War Corona ein Laborunfall? Die These, dass am Ursprung der Corona-Pandemie ein Laborunfall gestanden haben soll, ist nicht neu. Sie erhält nun aber wieder Auftrieb: Das US-Energieministerium hält einen Laborunfall für wahrscheinlich – und rückt damit von seiner früheren Einschätzung ab. Das berichtet das «Wall Street Journal». Damit schliesst sich das Energieministerium der Einschätzung der Bundespolizei FBI an, wonach sich das Virus wahrscheinlich durch eine Panne in einem Labor in Wuhan verbreitet hat.

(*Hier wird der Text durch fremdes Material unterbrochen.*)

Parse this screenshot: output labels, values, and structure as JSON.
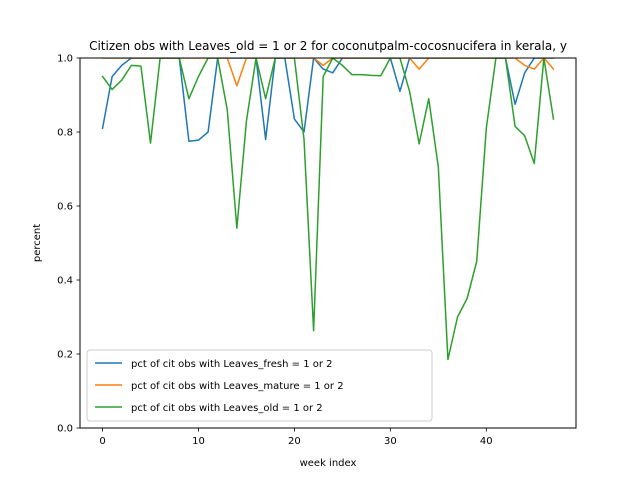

Gibt es belastbare Beweise? Das US-Ministerium vermute nur mit einem «niedrigen Grad der Gewissheit» einen Laborunfall, schreibt das «Wall Street Journal». Die Schlussfolgerung des Energieministeriums beruht dem Bericht zufolge auf neuen Erkenntnissen. Die Zeitung selbst stützt sich auf nicht namentlich genannte Quellen. Volker Thiel, Virologe an der Universität Bern, kennt keine neuen Daten, die die Laborthese belegen würden: «Welche Beweise oder Hinweise hinter der neuen Einschätzung stehen, ist unbekannt.» Aufgrund der fehlenden Informationen lasse sich die Stichhaltigkeit der These derzeit schlicht nicht beurteilen.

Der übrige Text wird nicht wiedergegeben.